No en el corto plazo. Habrá que negociar permanentemente las condiciones de nuestros desplazamientos. De acuerdo con los lugares: podrá ser más sencillo ir de A a B, que regresar de B a A, las cosas podrán cambiar en función del estado de contagios, de circunstancias políticas, la edad de los viajeros; habrá momentos o coordenadas geográficas en los que la supervisión será viscosa y presente, mientras en otros los encargados de ejercerla cerrarán los ojos frente a lo que no está perfectamente en orden.

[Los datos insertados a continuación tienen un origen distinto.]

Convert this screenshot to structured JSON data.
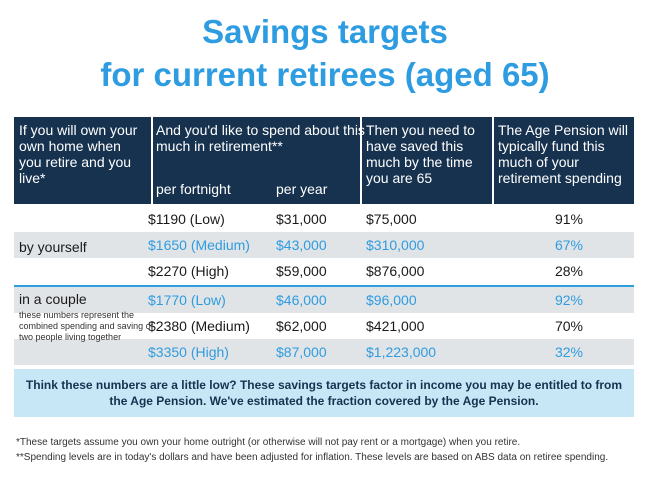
{
  "title": {
    "line1": "Savings targets",
    "line2": "for current retirees (aged 65)"
  },
  "header": {
    "col1": "If you will own your own home when you retire and you live*",
    "col2": "And you'd like to spend about this much in retirement**",
    "col2_sub1": "per fortnight",
    "col2_sub2": "per year",
    "col3": "Then you need to have saved this much by the time you are 65",
    "col4": "The Age Pension will typically fund this much of your retirement spending"
  },
  "groups": [
    {
      "label": "by yourself",
      "note": ""
    },
    {
      "label": "in a couple",
      "note": "these numbers represent the combined spending and saving of two people living together"
    }
  ],
  "rows": [
    {
      "fortnight": "$1190 (Low)",
      "year": "$31,000",
      "saved": "$75,000",
      "pension": "91%"
    },
    {
      "fortnight": "$1650 (Medium)",
      "year": "$43,000",
      "saved": "$310,000",
      "pension": "67%"
    },
    {
      "fortnight": "$2270 (High)",
      "year": "$59,000",
      "saved": "$876,000",
      "pension": "28%"
    },
    {
      "fortnight": "$1770 (Low)",
      "year": "$46,000",
      "saved": "$96,000",
      "pension": "92%"
    },
    {
      "fortnight": "$2380 (Medium)",
      "year": "$62,000",
      "saved": "$421,000",
      "pension": "70%"
    },
    {
      "fortnight": "$3350 (High)",
      "year": "$87,000",
      "saved": "$1,223,000",
      "pension": "32%"
    }
  ],
  "callout": "Think these numbers are a little low? These savings targets factor in income you may be entitled to from the Age Pension. We've estimated the fraction covered by the Age Pension.",
  "footnotes": [
    "*These targets assume you own your home outright (or otherwise will not pay rent or a mortgage) when you retire.",
    "**Spending levels are in today's dollars and have been adjusted for inflation. These levels are based on ABS data on retiree spending."
  ],
  "colors": {
    "title": "#2e9ce0",
    "header_bg": "#16324f",
    "shade_bg": "#e1e4e7",
    "callout_bg": "#c7e7f6"
  }
}
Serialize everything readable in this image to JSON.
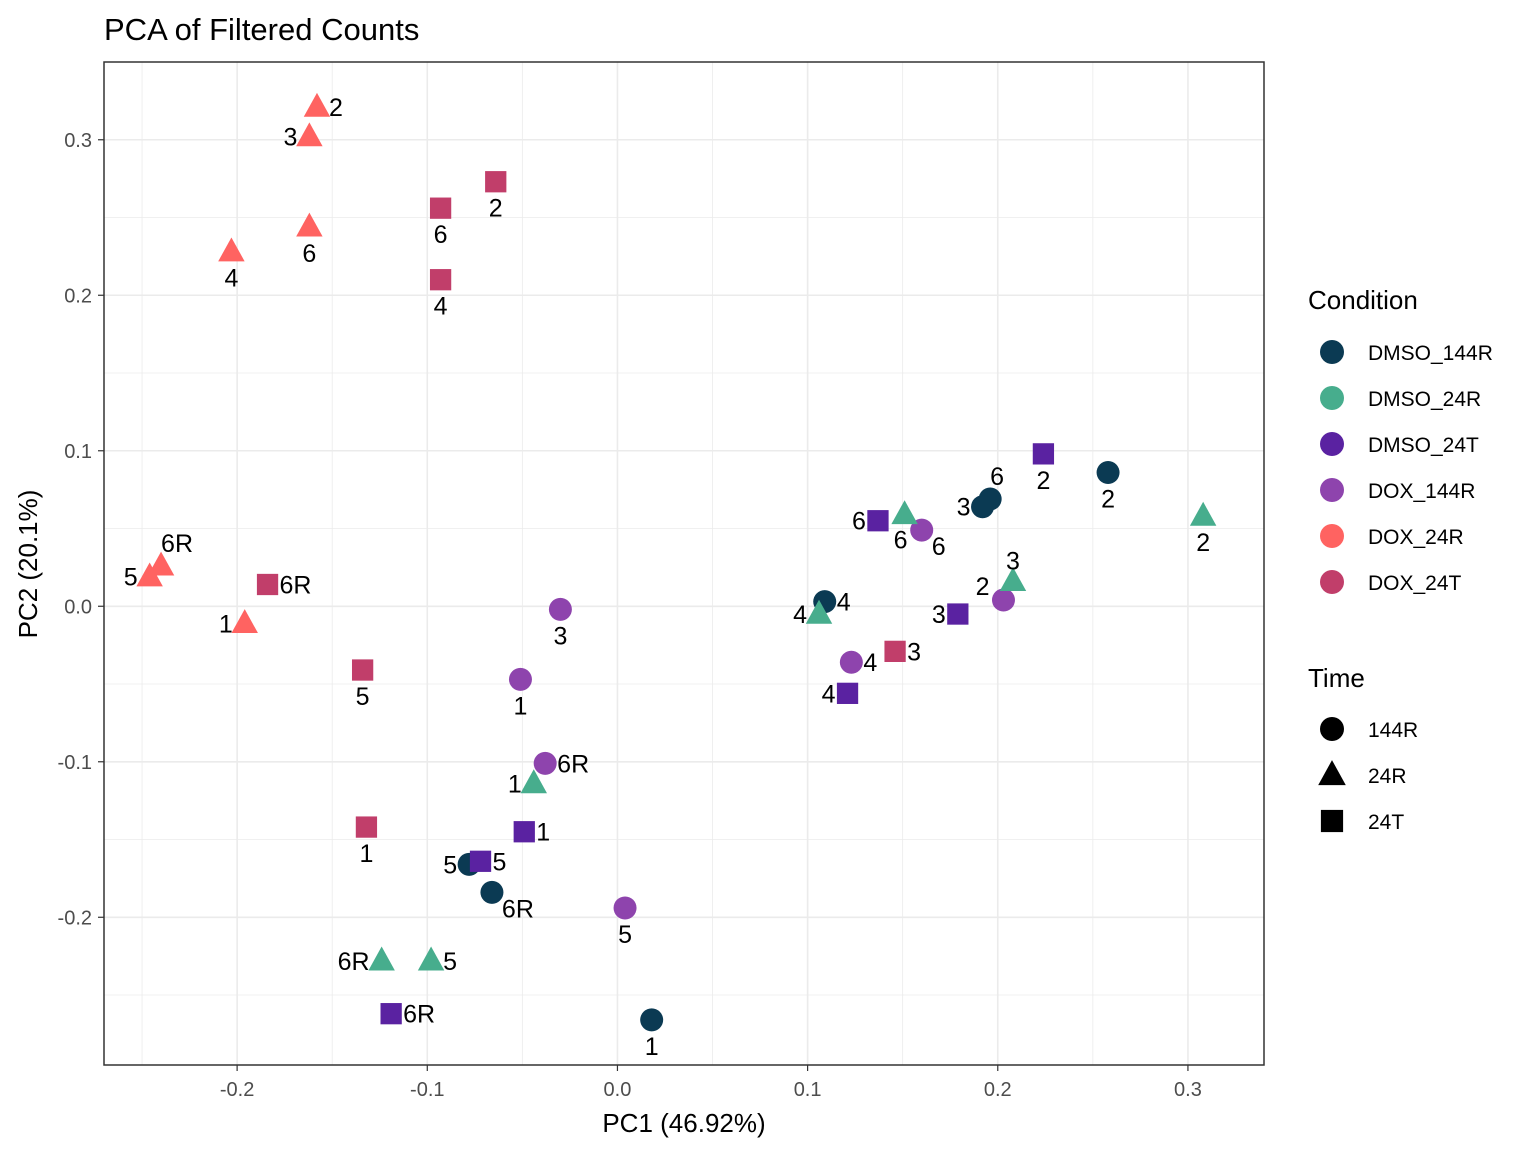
{
  "chart_data": {
    "type": "scatter",
    "title": "PCA of Filtered Counts",
    "xlabel": "PC1 (46.92%)",
    "ylabel": "PC2 (20.1%)",
    "xlim": [
      -0.27,
      0.34
    ],
    "ylim": [
      -0.295,
      0.35
    ],
    "xticks": [
      -0.2,
      -0.1,
      0.0,
      0.1,
      0.2,
      0.3
    ],
    "xtick_labels": [
      "-0.2",
      "-0.1",
      "0.0",
      "0.1",
      "0.2",
      "0.3"
    ],
    "yticks": [
      -0.2,
      -0.1,
      0.0,
      0.1,
      0.2,
      0.3
    ],
    "ytick_labels": [
      "-0.2",
      "-0.1",
      "0.0",
      "0.1",
      "0.2",
      "0.3"
    ],
    "grid": true,
    "legend_position": "right",
    "colors": {
      "DMSO_144R": "#0b3a53",
      "DMSO_24R": "#47ad8d",
      "DMSO_24T": "#5a22a1",
      "DOX_144R": "#8e44ad",
      "DOX_24R": "#ff6361",
      "DOX_24T": "#c13e6a"
    },
    "legend_condition": {
      "title": "Condition",
      "entries": [
        "DMSO_144R",
        "DMSO_24R",
        "DMSO_24T",
        "DOX_144R",
        "DOX_24R",
        "DOX_24T"
      ]
    },
    "legend_time": {
      "title": "Time",
      "entries": [
        {
          "label": "144R",
          "shape": "circle"
        },
        {
          "label": "24R",
          "shape": "triangle"
        },
        {
          "label": "24T",
          "shape": "square"
        }
      ]
    },
    "points": [
      {
        "x": -0.158,
        "y": 0.321,
        "condition": "DOX_24R",
        "time": "24R",
        "label": "2",
        "pos": "right"
      },
      {
        "x": -0.162,
        "y": 0.302,
        "condition": "DOX_24R",
        "time": "24R",
        "label": "3",
        "pos": "left"
      },
      {
        "x": -0.162,
        "y": 0.244,
        "condition": "DOX_24R",
        "time": "24R",
        "label": "6",
        "pos": "below"
      },
      {
        "x": -0.203,
        "y": 0.228,
        "condition": "DOX_24R",
        "time": "24R",
        "label": "4",
        "pos": "below"
      },
      {
        "x": -0.24,
        "y": 0.026,
        "condition": "DOX_24R",
        "time": "24R",
        "label": "6R",
        "pos": "above-right"
      },
      {
        "x": -0.246,
        "y": 0.019,
        "condition": "DOX_24R",
        "time": "24R",
        "label": "5",
        "pos": "left"
      },
      {
        "x": -0.196,
        "y": -0.011,
        "condition": "DOX_24R",
        "time": "24R",
        "label": "1",
        "pos": "left"
      },
      {
        "x": -0.064,
        "y": 0.273,
        "condition": "DOX_24T",
        "time": "24T",
        "label": "2",
        "pos": "below"
      },
      {
        "x": -0.093,
        "y": 0.256,
        "condition": "DOX_24T",
        "time": "24T",
        "label": "6",
        "pos": "below"
      },
      {
        "x": -0.093,
        "y": 0.21,
        "condition": "DOX_24T",
        "time": "24T",
        "label": "4",
        "pos": "below"
      },
      {
        "x": -0.184,
        "y": 0.014,
        "condition": "DOX_24T",
        "time": "24T",
        "label": "6R",
        "pos": "right"
      },
      {
        "x": -0.134,
        "y": -0.041,
        "condition": "DOX_24T",
        "time": "24T",
        "label": "5",
        "pos": "below"
      },
      {
        "x": -0.132,
        "y": -0.142,
        "condition": "DOX_24T",
        "time": "24T",
        "label": "1",
        "pos": "below"
      },
      {
        "x": 0.146,
        "y": -0.029,
        "condition": "DOX_24T",
        "time": "24T",
        "label": "3",
        "pos": "right"
      },
      {
        "x": -0.03,
        "y": -0.002,
        "condition": "DOX_144R",
        "time": "144R",
        "label": "3",
        "pos": "below"
      },
      {
        "x": -0.051,
        "y": -0.047,
        "condition": "DOX_144R",
        "time": "144R",
        "label": "1",
        "pos": "below"
      },
      {
        "x": -0.038,
        "y": -0.101,
        "condition": "DOX_144R",
        "time": "144R",
        "label": "6R",
        "pos": "right"
      },
      {
        "x": 0.004,
        "y": -0.194,
        "condition": "DOX_144R",
        "time": "144R",
        "label": "5",
        "pos": "below"
      },
      {
        "x": 0.16,
        "y": 0.049,
        "condition": "DOX_144R",
        "time": "144R",
        "label": "6",
        "pos": "below-right"
      },
      {
        "x": 0.203,
        "y": 0.004,
        "condition": "DOX_144R",
        "time": "144R",
        "label": "2",
        "pos": "above-left"
      },
      {
        "x": 0.123,
        "y": -0.036,
        "condition": "DOX_144R",
        "time": "144R",
        "label": "4",
        "pos": "right"
      },
      {
        "x": 0.258,
        "y": 0.086,
        "condition": "DMSO_144R",
        "time": "144R",
        "label": "2",
        "pos": "below"
      },
      {
        "x": 0.196,
        "y": 0.069,
        "condition": "DMSO_144R",
        "time": "144R",
        "label": "6",
        "pos": "above-right"
      },
      {
        "x": 0.192,
        "y": 0.064,
        "condition": "DMSO_144R",
        "time": "144R",
        "label": "3",
        "pos": "left"
      },
      {
        "x": 0.109,
        "y": 0.003,
        "condition": "DMSO_144R",
        "time": "144R",
        "label": "4",
        "pos": "right"
      },
      {
        "x": -0.078,
        "y": -0.166,
        "condition": "DMSO_144R",
        "time": "144R",
        "label": "5",
        "pos": "left"
      },
      {
        "x": -0.066,
        "y": -0.184,
        "condition": "DMSO_144R",
        "time": "144R",
        "label": "6R",
        "pos": "below-right"
      },
      {
        "x": 0.018,
        "y": -0.266,
        "condition": "DMSO_144R",
        "time": "144R",
        "label": "1",
        "pos": "below"
      },
      {
        "x": 0.308,
        "y": 0.058,
        "condition": "DMSO_24R",
        "time": "24R",
        "label": "2",
        "pos": "below"
      },
      {
        "x": 0.151,
        "y": 0.059,
        "condition": "DMSO_24R",
        "time": "24R",
        "label": "6",
        "pos": "below-left"
      },
      {
        "x": 0.208,
        "y": 0.016,
        "condition": "DMSO_24R",
        "time": "24R",
        "label": "3",
        "pos": "above"
      },
      {
        "x": 0.106,
        "y": -0.005,
        "condition": "DMSO_24R",
        "time": "24R",
        "label": "4",
        "pos": "left"
      },
      {
        "x": -0.044,
        "y": -0.114,
        "condition": "DMSO_24R",
        "time": "24R",
        "label": "1",
        "pos": "left"
      },
      {
        "x": -0.124,
        "y": -0.228,
        "condition": "DMSO_24R",
        "time": "24R",
        "label": "6R",
        "pos": "left"
      },
      {
        "x": -0.098,
        "y": -0.228,
        "condition": "DMSO_24R",
        "time": "24R",
        "label": "5",
        "pos": "right"
      },
      {
        "x": 0.224,
        "y": 0.098,
        "condition": "DMSO_24T",
        "time": "24T",
        "label": "2",
        "pos": "below"
      },
      {
        "x": 0.137,
        "y": 0.055,
        "condition": "DMSO_24T",
        "time": "24T",
        "label": "6",
        "pos": "left"
      },
      {
        "x": 0.179,
        "y": -0.005,
        "condition": "DMSO_24T",
        "time": "24T",
        "label": "3",
        "pos": "left"
      },
      {
        "x": 0.121,
        "y": -0.056,
        "condition": "DMSO_24T",
        "time": "24T",
        "label": "4",
        "pos": "left"
      },
      {
        "x": -0.049,
        "y": -0.145,
        "condition": "DMSO_24T",
        "time": "24T",
        "label": "1",
        "pos": "right"
      },
      {
        "x": -0.072,
        "y": -0.164,
        "condition": "DMSO_24T",
        "time": "24T",
        "label": "5",
        "pos": "right"
      },
      {
        "x": -0.119,
        "y": -0.262,
        "condition": "DMSO_24T",
        "time": "24T",
        "label": "6R",
        "pos": "right"
      }
    ]
  }
}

Por ejemplo, aunque recibí un permiso humanitario cuando el país aún tenía las fronteras cerradas a la visita de extranjeros y mi ingreso se produjo con más rapidez que el recojo del vehículo que había alquilado, recibí, no obstante estar vacunado y haber dado negativo al examen de corona —gratuito y cuyos resultados llegaron a mi correo unas horas más tarde— una orden de cuarentena por dos semanas a pesar de que me iba a quedar 10 días. Por cierto que no la cumplí. ¡La levantaron el día que regresaba a casa! 

De todas formas, la circulación por el país visitado, el paso por aeropuertos, el ingreso a los aviones y los trámites de llegada terminaron siendo bastante razonables. Pero todo lo anterior va a estar en revisión permanente y más vale que debamos estar tan atentos a sus avatares como a los del clima. 

De cualquier manera, en parte por la crisis sanitaria, pero no solamente por ella, ir de un lugar a otro va a ser un trámite bastante distante de lo que asumimos sería la libérrima transhumancia propia de la globalización y el “final de la historia”. 

Justamente ahora que el 9 de noviembre celebramos la caída de un muro que simbolizó la división entre personas y cuyo derrumbe auguró la abolición de las barreras para ideas, productos y personas, la pandemia nos regresa a la medievalidad de los ubicuos peajes. Pero, también, a una actitud de enorme recelo ante quienes quieren ingresar a nuestros territorios. 

Vuelven muros y cercos, cuya construcción y mantenimiento, así como la tecnología que permite hacerlos impenetrables, o convierte en barreras muy exigentes los controles migratorios, que están convirtiéndose en verdaderas industrias billonarias. 

Fuera del turismo y el comercio, ingresamos de lleno en una época en la que catástrofes climáticas, guerras y persecución política van a convertir a potenciales migrantes en peligros existenciales que van a ser enfrentados con pocos escrúpulos, además de jugar con ellos para fines geopolíticos, cómo está ocurriendo, entre otros, con los kurdos en la frontera entre Bielorrusia y Polonia. 

Sí, es la vuelta de los peajes. Algunos en forma de trámites y gastos, otros en forma de muros, todos llenos de tecnologías para identificar al que se queda y al que pasa. Todos seremos indeseables hasta prueba de lo contrario.